De novo assembly of Roseomonas mucosa isolated from patients with atopic dermatitis

Kent Barbian, Daniel Bruno, Lydia Sykora, Stacy Ricklefs, Prem Prashant Chaudhary, Paul A. Beare, Ian A. Myles, Craig M. Martens

ABSTRACT

Roseomonas mucosa is associated with the normal skin microflora. Here, we present de novo sequence assemblies from R. mucosa isolates obtained from the skin lesions of three atopic dermatitis patients.

ANNOUNCEMENT

Roseomonas mucosa is a Gram-negative coccobacillus found in aquatic environments and from various clinical samples (1 – 5). R. mucosa is commonly isolated from the microbiota of human skin (4, 6). Atopic dermatitis (AD), an inflammatory skin disease, causes susceptibility to Staphylococcus aureus infection, immune dysregulation function, and an impaired skin barrier. Improved AD clinical outcome was observed when R. mucosa was used to topically treat patients with AD (2, 4, 7). This treatment had an improved outcome in mouse models of AD. Interestingly, this mouse model treated with R. mucosa from AD patients, had no impact or a worse clinical outcome (2). We present the sequences from three AD-sourced R. mucosa isolates (2).

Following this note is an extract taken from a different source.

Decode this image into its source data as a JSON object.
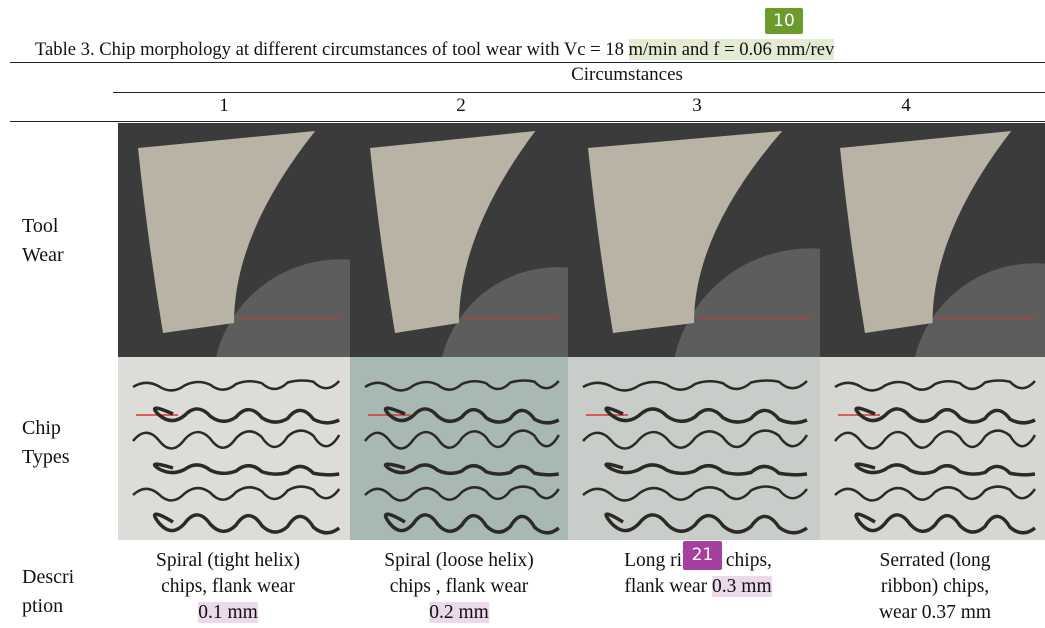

R. mucosa from lesions of three AD patients was isolated using a FloqSwab moistened in phosphate-buffered saline. Swabs were placed in Reasoner’s 2A (R2A) broth containing amphotericin B and vancomycin and incubated for 48–72 h at 32°C. Cultures were spread on R2A agar and incubated as above to form single colonies (4). Bacteria, stored at −80°C, were spread on R2A agar and a single colony used to inoculate 100 mls of R2A broth, and grown at 32°C for 20–25 h (8). Bacteria were washed, resuspended, and heated to 65°C, followed by separate incubations with proteinase k, lysozyme, and SDS. Each sample was incubated with RNaseI for 30 min at 37°C, then combined with a 3/4 vol of saturated phenol solution, mixed for 10 min and centrifugated at 12,800 × g for 10 min. The aqueous phase was removed and treated with phenol:chloroform:isoamyl alcohol (25:24:1) until the white precipitate interface was absent. A chloroform-only extraction was performed, and aqueous solution was collected. DNA was precipitated with 3 M sodium acetate, washed 2× with 70% EtOH, and resuspended in Qiagen’s EB buffer.

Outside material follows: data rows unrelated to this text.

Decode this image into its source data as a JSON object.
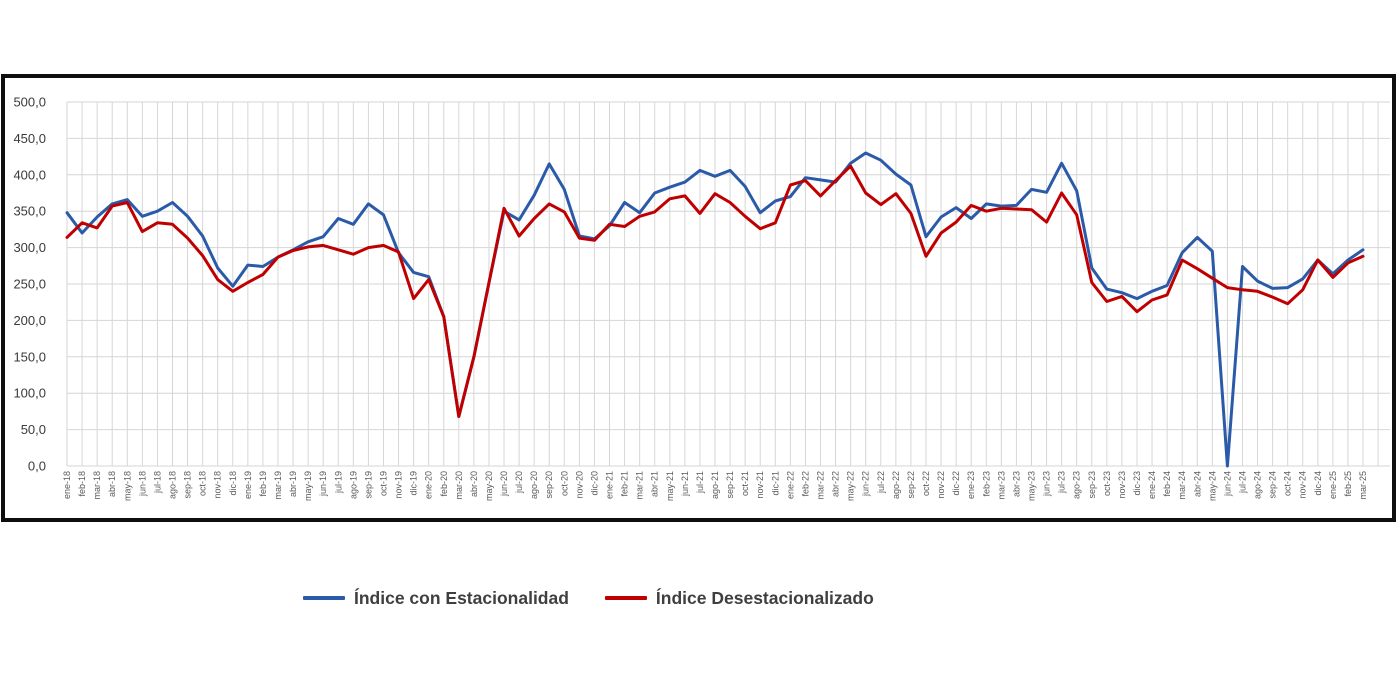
{
  "legend": {
    "items": [
      {
        "label": "Índice con Estacionalidad",
        "color": "#2a5aa8"
      },
      {
        "label": "Índice Desestacionalizado",
        "color": "#c00000"
      }
    ]
  },
  "axes": {
    "y_tick_labels": [
      "0,0",
      "50,0",
      "100,0",
      "150,0",
      "200,0",
      "250,0",
      "300,0",
      "350,0",
      "400,0",
      "450,0",
      "500,0"
    ]
  },
  "colors": {
    "frame": "#0e0e0e",
    "gridline": "#d6d6d6",
    "tick_text": "#3a3a3a",
    "x_tick_text": "#5a5a5a",
    "background": "#ffffff"
  },
  "chart_data": {
    "type": "line",
    "title": "",
    "xlabel": "",
    "ylabel": "",
    "ylim": [
      0,
      500
    ],
    "ytick_step": 50,
    "grid": true,
    "legend_position": "bottom",
    "categories": [
      "ene-18",
      "feb-18",
      "mar-18",
      "abr-18",
      "may-18",
      "jun-18",
      "jul-18",
      "ago-18",
      "sep-18",
      "oct-18",
      "nov-18",
      "dic-18",
      "ene-19",
      "feb-19",
      "mar-19",
      "abr-19",
      "may-19",
      "jun-19",
      "jul-19",
      "ago-19",
      "sep-19",
      "oct-19",
      "nov-19",
      "dic-19",
      "ene-20",
      "feb-20",
      "mar-20",
      "abr-20",
      "may-20",
      "jun-20",
      "jul-20",
      "ago-20",
      "sep-20",
      "oct-20",
      "nov-20",
      "dic-20",
      "ene-21",
      "feb-21",
      "mar-21",
      "abr-21",
      "may-21",
      "jun-21",
      "jul-21",
      "ago-21",
      "sep-21",
      "oct-21",
      "nov-21",
      "dic-21",
      "ene-22",
      "feb-22",
      "mar-22",
      "abr-22",
      "may-22",
      "jun-22",
      "jul-22",
      "ago-22",
      "sep-22",
      "oct-22",
      "nov-22",
      "dic-22",
      "ene-23",
      "feb-23",
      "mar-23",
      "abr-23",
      "may-23",
      "jun-23",
      "jul-23",
      "ago-23",
      "sep-23",
      "oct-23",
      "nov-23",
      "dic-23",
      "ene-24",
      "feb-24",
      "mar-24",
      "abr-24",
      "may-24",
      "jun-24",
      "jul-24",
      "ago-24",
      "sep-24",
      "oct-24",
      "nov-24",
      "dic-24",
      "ene-25",
      "feb-25",
      "mar-25"
    ],
    "series": [
      {
        "name": "Índice con Estacionalidad",
        "color": "#2a5aa8",
        "values": [
          348,
          320,
          342,
          360,
          366,
          343,
          350,
          362,
          343,
          316,
          272,
          247,
          276,
          274,
          287,
          297,
          308,
          315,
          340,
          332,
          360,
          345,
          293,
          266,
          260,
          205,
          68,
          150,
          252,
          350,
          338,
          372,
          415,
          380,
          316,
          312,
          330,
          362,
          348,
          375,
          383,
          390,
          406,
          398,
          406,
          384,
          348,
          364,
          370,
          396,
          393,
          390,
          416,
          430,
          420,
          401,
          386,
          315,
          342,
          355,
          340,
          360,
          357,
          358,
          380,
          376,
          416,
          378,
          272,
          243,
          238,
          230,
          240,
          248,
          293,
          314,
          295,
          0,
          274,
          254,
          244,
          245,
          257,
          283,
          264,
          283,
          297
        ]
      },
      {
        "name": "Índice Desestacionalizado",
        "color": "#c00000",
        "values": [
          314,
          334,
          327,
          357,
          362,
          322,
          334,
          332,
          313,
          289,
          256,
          240,
          252,
          263,
          287,
          296,
          301,
          303,
          297,
          291,
          300,
          303,
          294,
          230,
          256,
          205,
          68,
          150,
          252,
          354,
          316,
          340,
          360,
          349,
          313,
          310,
          332,
          329,
          343,
          349,
          367,
          371,
          347,
          374,
          362,
          343,
          326,
          334,
          386,
          392,
          371,
          392,
          412,
          375,
          359,
          374,
          347,
          288,
          320,
          335,
          358,
          350,
          354,
          353,
          352,
          335,
          375,
          345,
          252,
          226,
          233,
          212,
          228,
          235,
          283,
          271,
          258,
          245,
          242,
          240,
          232,
          223,
          242,
          283,
          259,
          279,
          288
        ]
      }
    ]
  }
}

PacBio and Illumina sequencing libraries were generated from the same DNA using the 10 kb Template Preparation and Sequencing kit with Covaris g-tubes (sheared to >8,700 bp) and Illumina TruSeq Nano DNA kit using a Covaris M220 (sheared to ~550 bp), respectively (PacBio protocol 100-092-800-06 and TruSeq protocol 15041110 rev. D). Libraries were sequenced with PacBio Sequel and Illumina MiSeq (2 × 300 bp read length) platforms. Illumina reads were adapter trimmed using cutadapt (v.1.12) and trimmed and filtered for quality using FASTX-Toolkit (v.0.0.14). Bioinformatic analysis and construction of the genomes were performed using the following programs: CANU (v.1.0), Bowtie2 (v.2.2.4), pilon (v.1.16), and MIRA (v.4.0). All software was used with default parameters. The PacBio data were used to construct DNA scaffolds which were optimized using Illumina data. Igenbio Inc. annotated the genomes, while public annotation was compiled by the NCBI Prokaryotic Genome Annotation Pipeline (9).

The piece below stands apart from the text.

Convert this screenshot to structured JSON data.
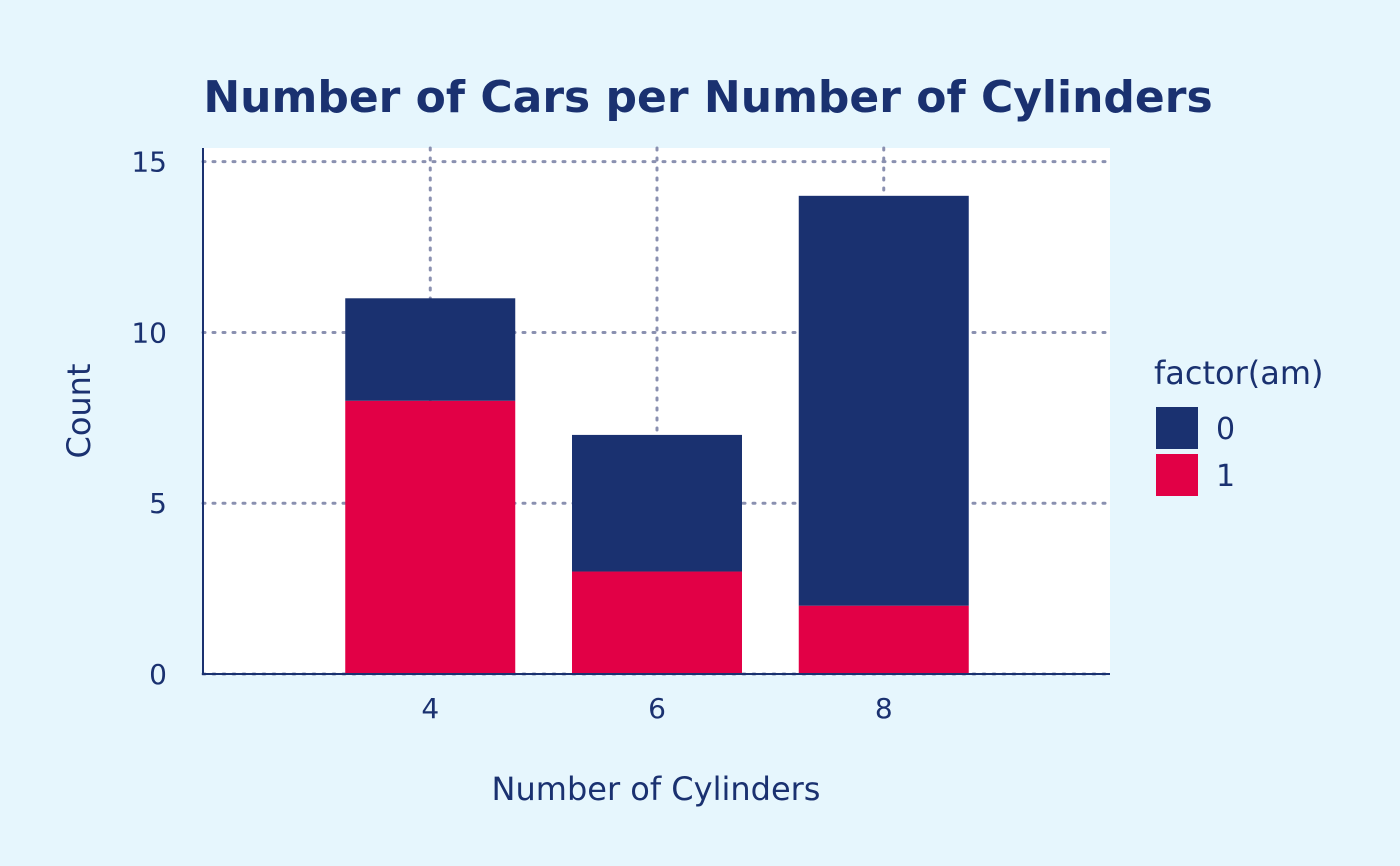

The R. mucosa genomes consist of a single large circular chromosome (4.01–4.28 Mb) and five to six autonomously replicating plasmid sequences (8.9–506.3 kb) (Table 1). Genome properties and annotation statistics are listed in Table 1. These genomes may help determine the genes that are important for successful treatment of AD.

ACKNOWLEDGMENTS

We would like to thank Igenbio Inc. their sequencing services and data analysis.

This work was supported by funding from the Intramural Research Program of the NIH, NIAID 67 (Z01-147170). The content is solely the responsibility of the author and does not necessarily represent the official views of the National Institutes of Health.